Charities mean business: Firms partner with non-profit organisations


IRISH COMPANIES raised more than €16.7 million for charities and community groups last year as part of ongoing partnerships between business and non-profit groups around the country.

Some 43 firms have formed partnerships with more than 3,600 community groups as part of Businesses in the Community Ireland initiative.
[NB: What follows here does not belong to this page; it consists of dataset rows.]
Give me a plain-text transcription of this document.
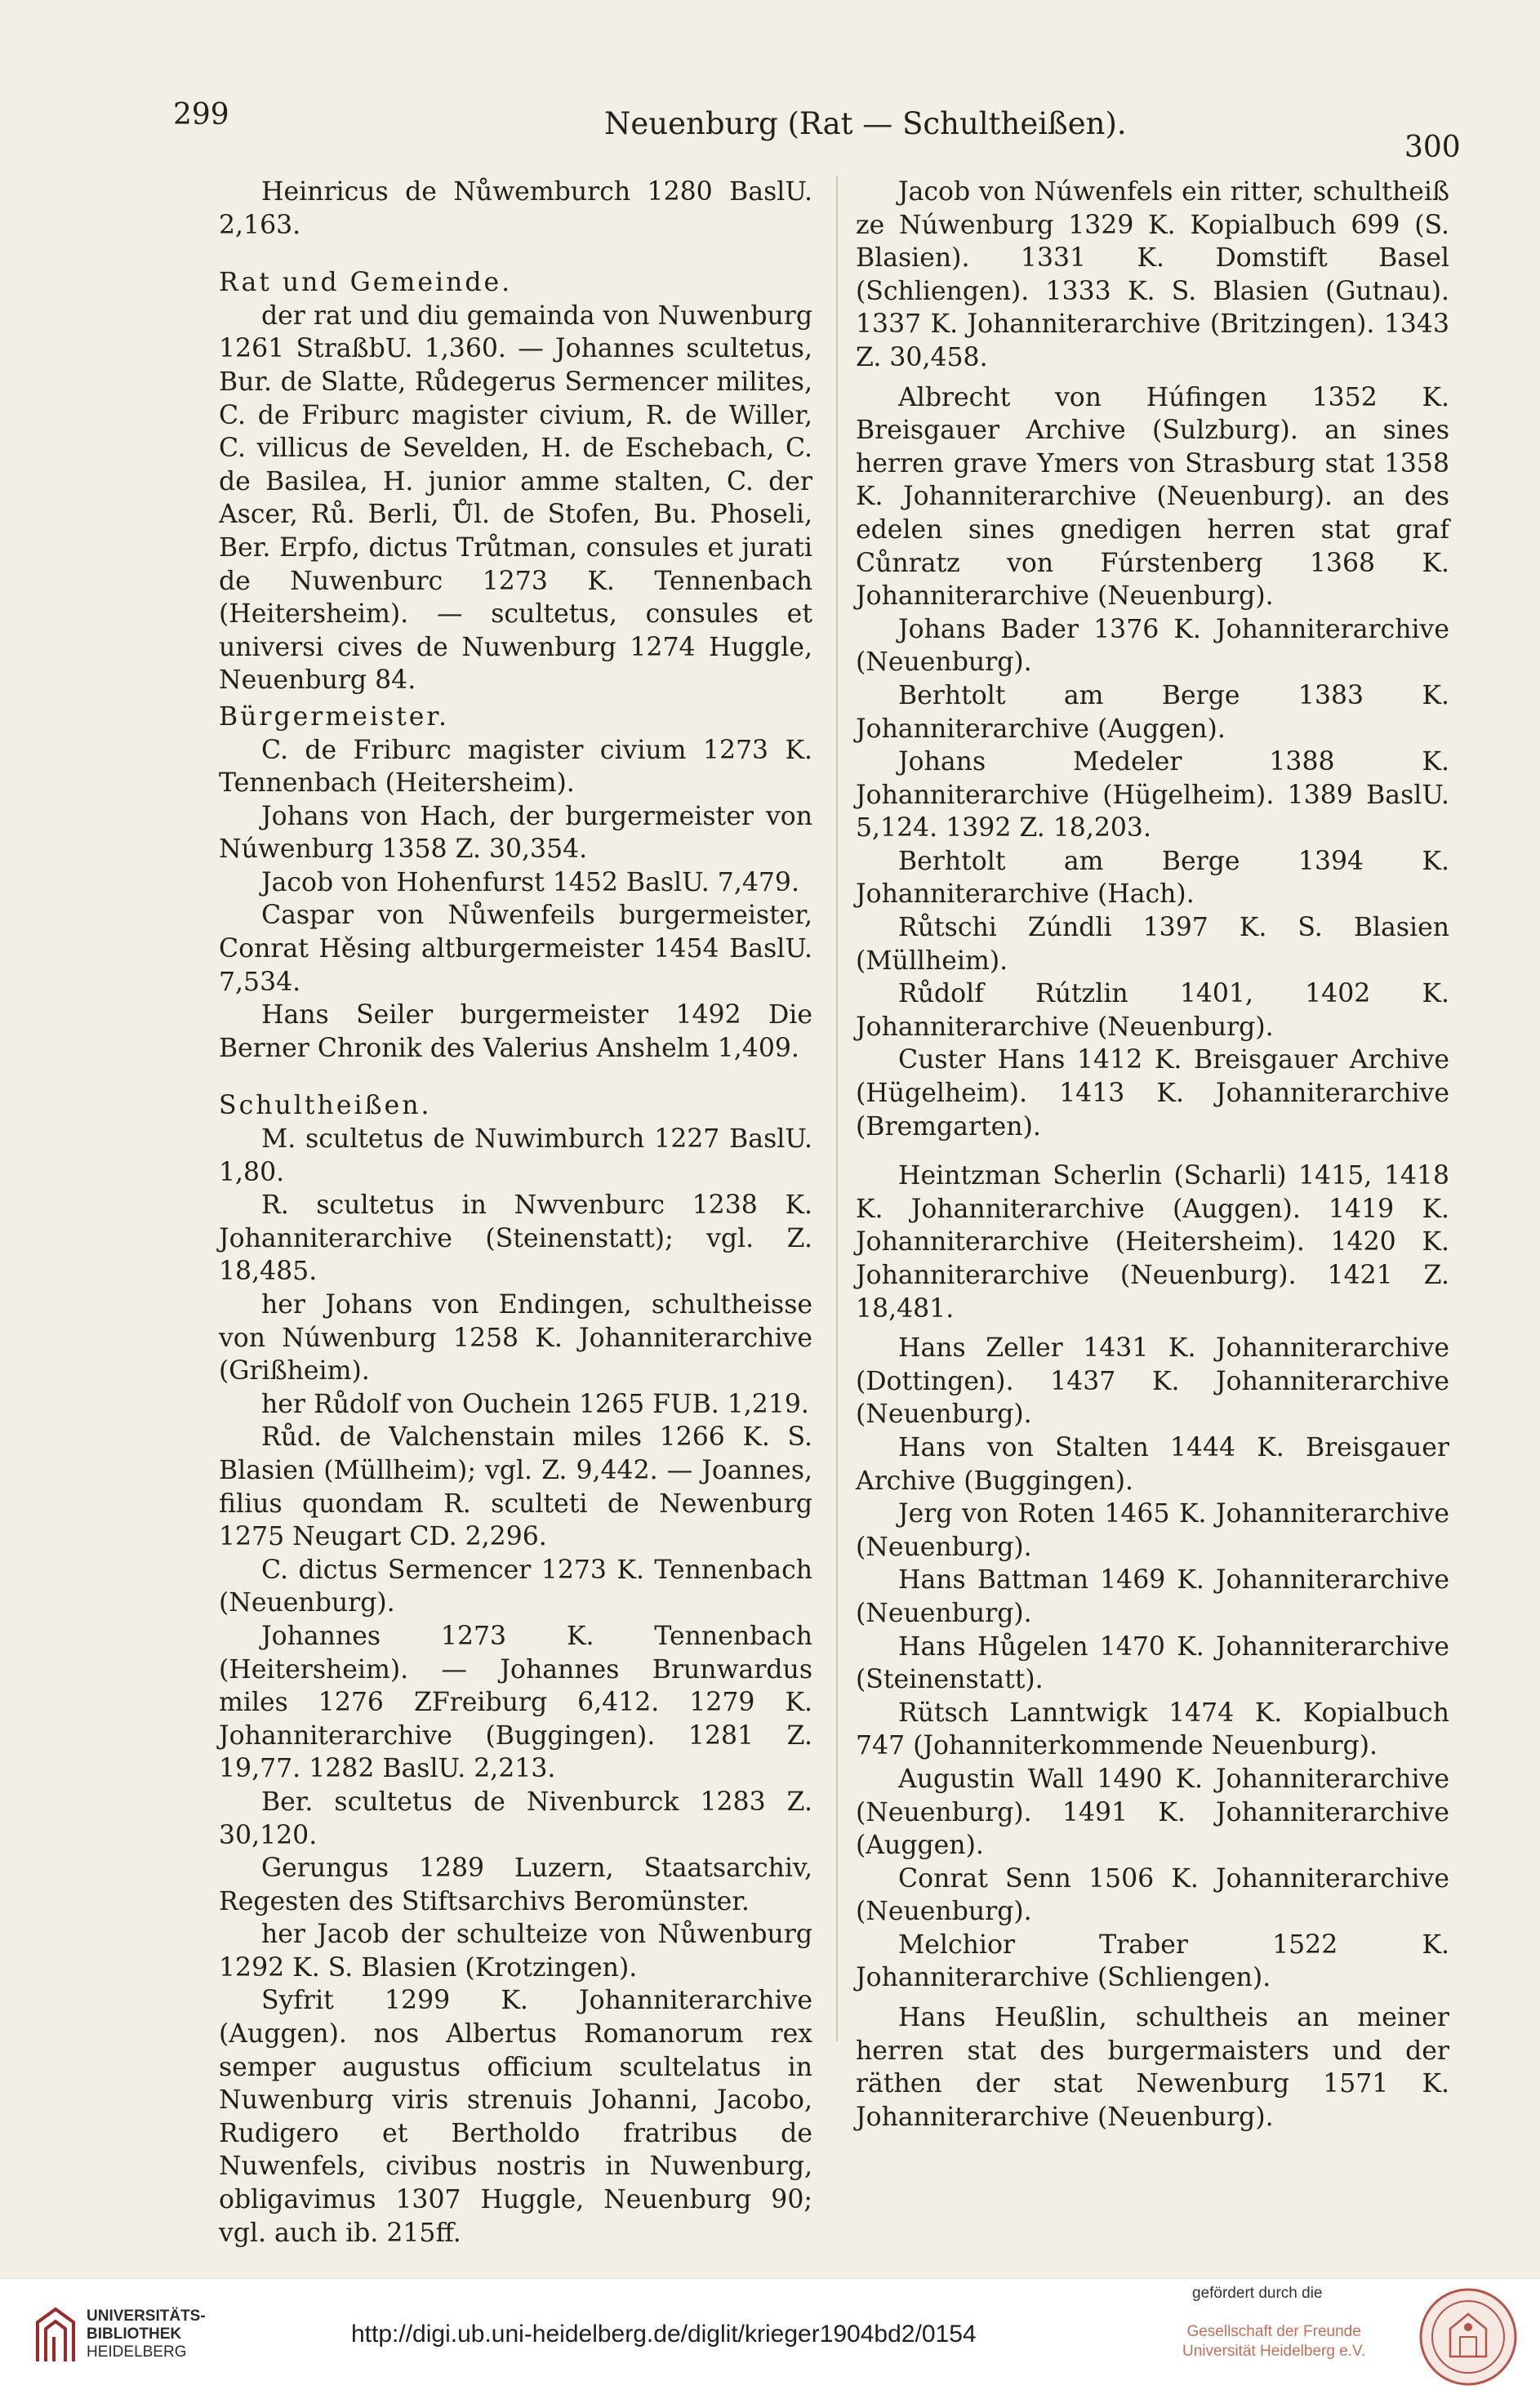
299	Neuenburg (Rat — Schultheißen).
300

Heinricus de Nůwemburch 1280 BaslU. 2,163.

Rat und Gemeinde.

der rat und diu gemainda von Nuwenburg 1261 StraßbU. 1,360. — Johannes scultetus, Bur. de Slatte, Růdegerus Sermencer milites, C. de Friburc magister civium, R. de Willer, C. villicus de Sevelden, H. de Eschebach, C. de Basilea, H. junior amme stalten, C. der Ascer, Rů. Berli, Ůl. de Stofen, Bu. Phoseli, Ber. Erpfo, dictus Trůtman, consules et jurati de Nuwenburc 1273 K. Tennenbach (Heitersheim). — scultetus, consules et universi cives de Nuwenburg 1274 Huggle, Neuenburg 84.

Bürgermeister.

C. de Friburc magister civium 1273 K. Tennenbach (Heitersheim).

Johans von Hach, der burgermeister von Núwenburg 1358 Z. 30,354.

Jacob von Hohenfurst 1452 BaslU. 7,479.

Caspar von Nůwenfeils burgermeister, Conrat Hěsing altburgermeister 1454 BaslU. 7,534.

Hans Seiler burgermeister 1492 Die Berner Chronik des Valerius Anshelm 1,409.

Schultheißen.

M. scultetus de Nuwimburch 1227 BaslU. 1,80.

R. scultetus in Nwvenburc 1238 K. Johanniterarchive (Steinenstatt); vgl. Z. 18,485.

her Johans von Endingen, schultheisse von Núwenburg 1258 K. Johanniterarchive (Grißheim).

her Růdolf von Ouchein 1265 FUB. 1,219.

Růd. de Valchenstain miles 1266 K. S. Blasien (Müllheim); vgl. Z. 9,442. — Joannes, filius quondam R. sculteti de Newenburg 1275 Neugart CD. 2,296.

C. dictus Sermencer 1273 K. Tennenbach (Neuenburg).

Johannes 1273 K. Tennenbach (Heitersheim). — Johannes Brunwardus miles 1276 ZFreiburg 6,412. 1279 K. Johanniterarchive (Buggingen). 1281 Z. 19,77. 1282 BaslU. 2,213.

Ber. scultetus de Nivenburck 1283 Z. 30,120.

Gerungus 1289 Luzern, Staatsarchiv, Regesten des Stiftsarchivs Beromünster.

her Jacob der schulteize von Nůwenburg 1292 K. S. Blasien (Krotzingen).

Syfrit 1299 K. Johanniterarchive (Auggen). nos Albertus Romanorum rex semper augustus officium scultelatus in Nuwenburg viris strenuis Johanni, Jacobo, Rudigero et Bertholdo fratribus de Nuwenfels, civibus nostris in Nuwenburg, obligavimus 1307 Huggle, Neuenburg 90; vgl. auch ib. 215ff.

Jacob von Núwenfels ein ritter, schultheiß ze Núwenburg 1329 K. Kopialbuch 699 (S. Blasien). 1331 K. Domstift Basel (Schliengen). 1333 K. S. Blasien (Gutnau). 1337 K. Johanniterarchive (Britzingen). 1343 Z. 30,458.

Albrecht von Húfingen 1352 K. Breisgauer Archive (Sulzburg). an sines herren grave Ymers von Strasburg stat 1358 K. Johanniterarchive (Neuenburg). an des edelen sines gnedigen herren stat graf Cůnratz von Fúrstenberg 1368 K. Johanniterarchive (Neuenburg).

Johans Bader 1376 K. Johanniterarchive (Neuenburg).

Berhtolt am Berge 1383 K. Johanniterarchive (Auggen).

Johans Medeler 1388 K. Johanniterarchive (Hügelheim). 1389 BaslU. 5,124. 1392 Z. 18,203.

Berhtolt am Berge 1394 K. Johanniterarchive (Hach).

Růtschi Zúndli 1397 K. S. Blasien (Müllheim).

Růdolf Rútzlin 1401, 1402 K. Johanniterarchive (Neuenburg).

Custer Hans 1412 K. Breisgauer Archive (Hügelheim). 1413 K. Johanniterarchive (Bremgarten).

Heintzman Scherlin (Scharli) 1415, 1418 K. Johanniterarchive (Auggen). 1419 K. Johanniterarchive (Heitersheim). 1420 K. Johanniterarchive (Neuenburg). 1421 Z. 18,481.

Hans Zeller 1431 K. Johanniterarchive (Dottingen). 1437 K. Johanniterarchive (Neuenburg).

Hans von Stalten 1444 K. Breisgauer Archive (Buggingen).

Jerg von Roten 1465 K. Johanniterarchive (Neuenburg).

Hans Battman 1469 K. Johanniterarchive (Neuenburg).

Hans Hůgelen 1470 K. Johanniterarchive (Steinenstatt).

Rütsch Lanntwigk 1474 K. Kopialbuch 747 (Johanniterkommende Neuenburg).

Augustin Wall 1490 K. Johanniterarchive (Neuenburg). 1491 K. Johanniterarchive (Auggen).

Conrat Senn 1506 K. Johanniterarchive (Neuenburg).

Melchior Traber 1522 K. Johanniterarchive (Schliengen).

Hans Heußlin, schultheis an meiner herren stat des burgermaisters und der räthen der stat Newenburg 1571 K. Johanniterarchive (Neuenburg).

UNIVERSITÄTS-
BIBLIOTHEK
HEIDELBERG
http://digi.ub.uni-heidelberg.de/diglit/krieger1904bd2/0154
gefördert durch die
Gesellschaft der Freunde
Universität Heidelberg e.V.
National statistics show that over €11 million was given in cash donations; €3.3 million was raised through employee fundraising and a further €2.3 million was contributed through “in kind” donations of goods and services.

Employees of the contributing companies also volunteered over 130,000 hours to local groups and projects during the year.
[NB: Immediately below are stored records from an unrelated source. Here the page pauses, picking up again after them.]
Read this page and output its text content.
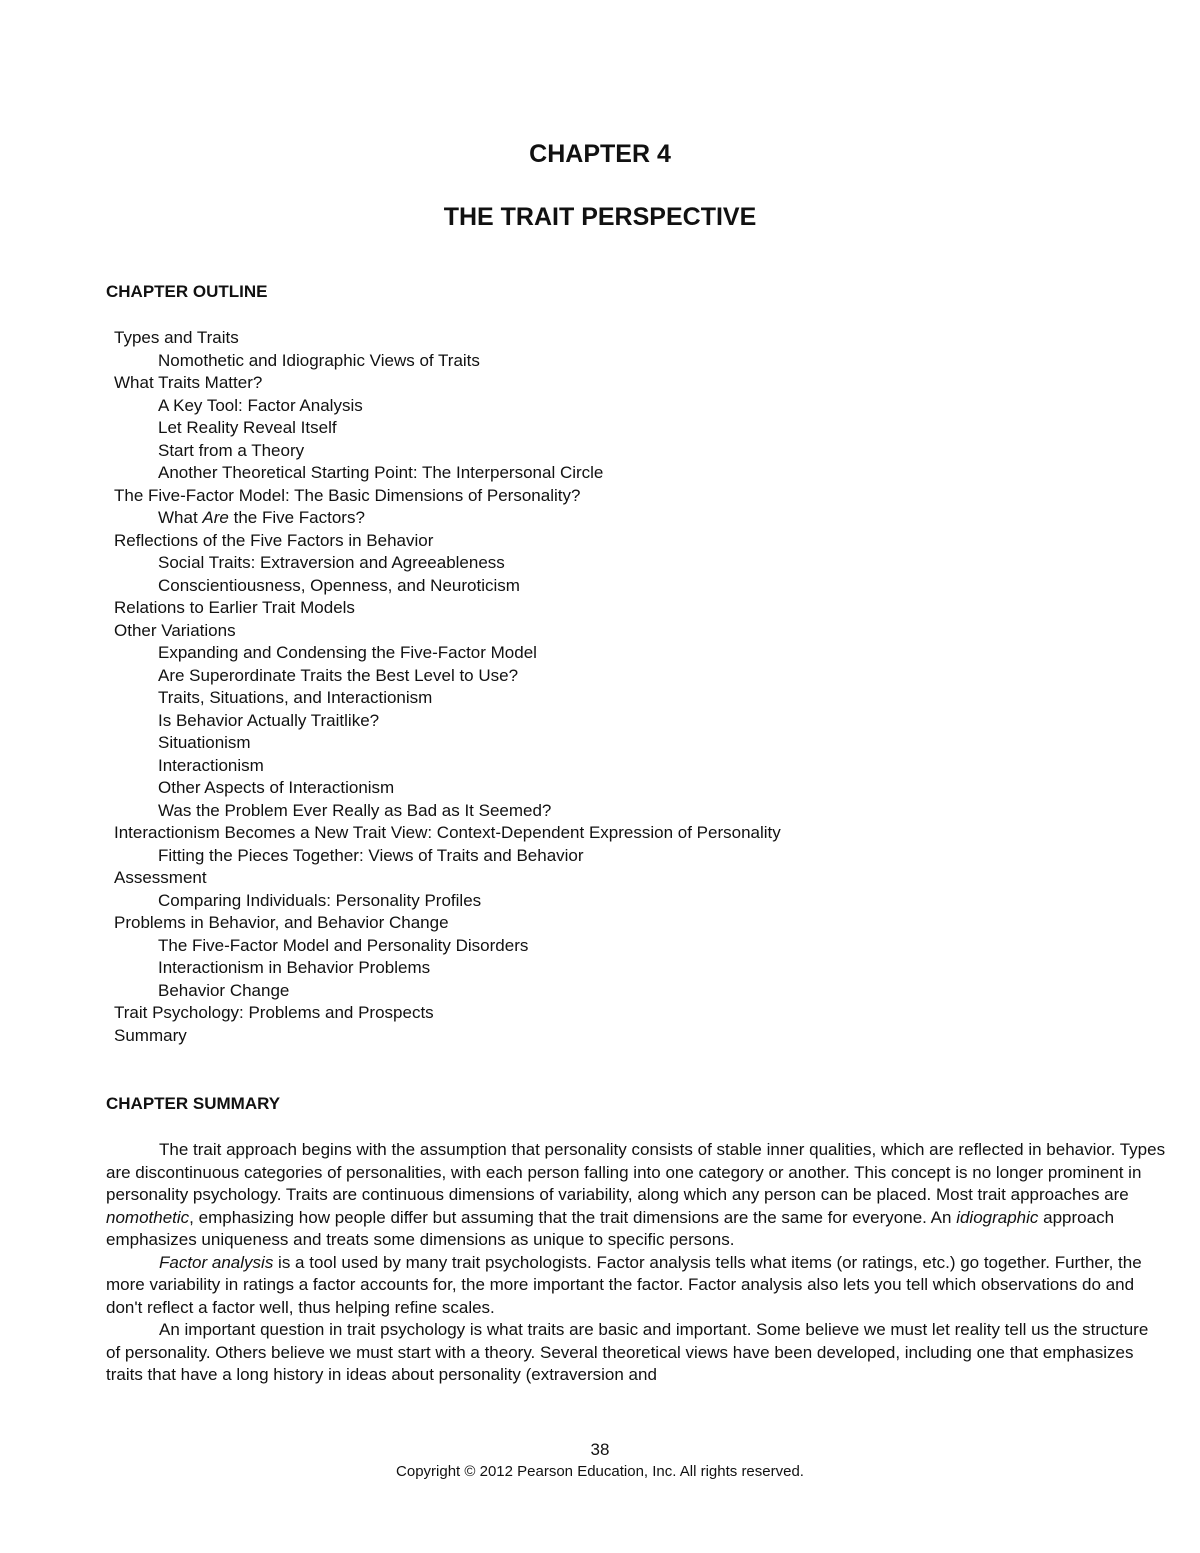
CHAPTER 4
THE TRAIT PERSPECTIVE
CHAPTER OUTLINE
Types and Traits
Nomothetic and Idiographic Views of Traits
What Traits Matter?
A Key Tool: Factor Analysis
Let Reality Reveal Itself
Start from a Theory
Another Theoretical Starting Point: The Interpersonal Circle
The Five-Factor Model: The Basic Dimensions of Personality?
What Are the Five Factors?
Reflections of the Five Factors in Behavior
Social Traits: Extraversion and Agreeableness
Conscientiousness, Openness, and Neuroticism
Relations to Earlier Trait Models
Other Variations
Expanding and Condensing the Five-Factor Model
Are Superordinate Traits the Best Level to Use?
Traits, Situations, and Interactionism
Is Behavior Actually Traitlike?
Situationism
Interactionism
Other Aspects of Interactionism
Was the Problem Ever Really as Bad as It Seemed?
Interactionism Becomes a New Trait View: Context-Dependent Expression of Personality
Fitting the Pieces Together: Views of Traits and Behavior
Assessment
Comparing Individuals: Personality Profiles
Problems in Behavior, and Behavior Change
The Five-Factor Model and Personality Disorders
Interactionism in Behavior Problems
Behavior Change
Trait Psychology: Problems and Prospects
Summary
CHAPTER SUMMARY

The trait approach begins with the assumption that personality consists of stable inner qualities, which are reflected in behavior. Types are discontinuous categories of personalities, with each person falling into one category or another. This concept is no longer prominent in personality psychology. Traits are continuous dimensions of variability, along which any person can be placed. Most trait approaches are nomothetic, emphasizing how people differ but assuming that the trait dimensions are the same for everyone. An idiographic approach emphasizes uniqueness and treats some dimensions as unique to specific persons.

Factor analysis is a tool used by many trait psychologists. Factor analysis tells what items (or ratings, etc.) go together. Further, the more variability in ratings a factor accounts for, the more important the factor. Factor analysis also lets you tell which observations do and don't reflect a factor well, thus helping refine scales.

An important question in trait psychology is what traits are basic and important. Some believe we must let reality tell us the structure of personality. Others believe we must start with a theory. Several theoretical views have been developed, including one that emphasizes traits that have a long history in ideas about personality (extraversion and

38
Copyright © 2012 Pearson Education, Inc. All rights reserved.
Issues that received the most support were health initiatives (€5 million), community projects (€3 million), education (€2.9 million), social inclusion (€2.3 million) and homelessness (€760,000).

Cash donations were highest in Dublin at €6.8 million, followed by Mayo at €1.1 million, Cork at €800,000 and Kildare at €350,000. Oil company Shell donated nearly €1 million in cash, products and services in Co Mayo.
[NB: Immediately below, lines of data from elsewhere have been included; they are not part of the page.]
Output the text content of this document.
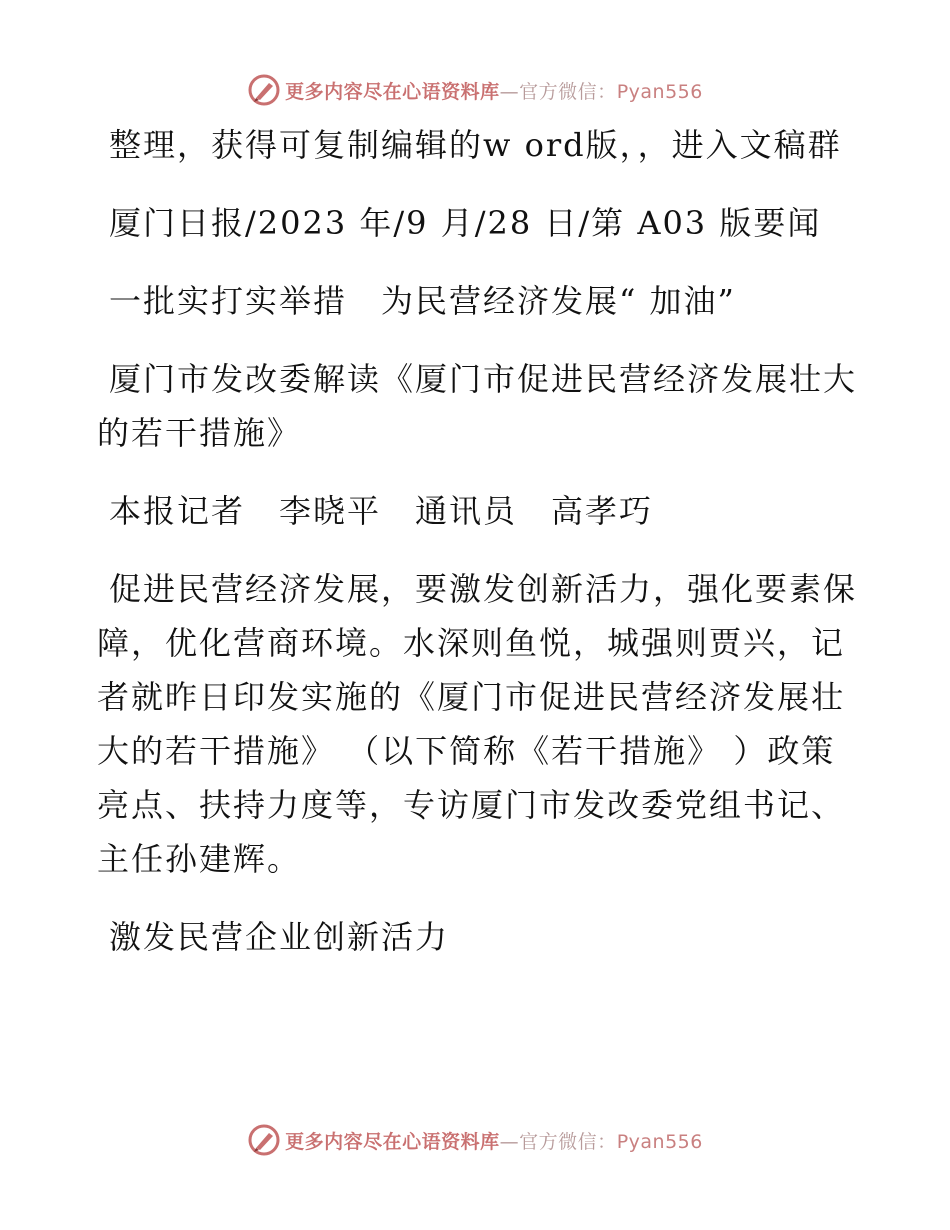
更多内容尽在心语资料库—官方微信：Pyan556

整理，获得可复制编辑的w ord版，，进入文稿群

厦门日报/2023 年/9 月/28 日/第 A03 版要闻

一批实打实举措　为民营经济发展“ 加油”

厦门市发改委解读《厦门市促进民营经济发展壮大的若干措施》

本报记者　李晓平　通讯员　高孝巧

促进民营经济发展，要激发创新活力，强化要素保障，优化营商环境。水深则鱼悦，城强则贾兴，记者就昨日印发实施的《厦门市促进民营经济发展壮大的若干措施》 （以下简称《若干措施》 ）政策亮点、扶持力度等，专访厦门市发改委党组书记、主任孙建辉。

激发民营企业创新活力

更多内容尽在心语资料库—官方微信：Pyan556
Separately, former Ireland international footballer Niall Quinn launched the ninth year of the Dublin Bus Community Spirit Initiative for 2012 by donating €5,000 to the Capuchin Day Centre in Dublin yesterday.

Mr Quinn has been a patron of the programme since 2003 and the personal donation will go towards providing food for families in Dublin.

“The people at this centre are here for hampers of food. They can’t even afford the bus in, so Dublin Bus is providing them with free tickets home so when they do get here they don’t have to pay on the bus,” he said.

Rather than getting annoyed at the political system, he said, it was about honouring the people involved in volunteering and he hoped the money would be put to good use.

The charity is now seeing more young families which are finding it difficult to pay their mortgages, according to Br Kevin Crowley, head of the centre.

“We meet people who have lost their jobs and people on the verge of losing their homes, and there is a huge amount of depression amongst these people. Our main concern is [maintaining] their dignity and respect,” he said.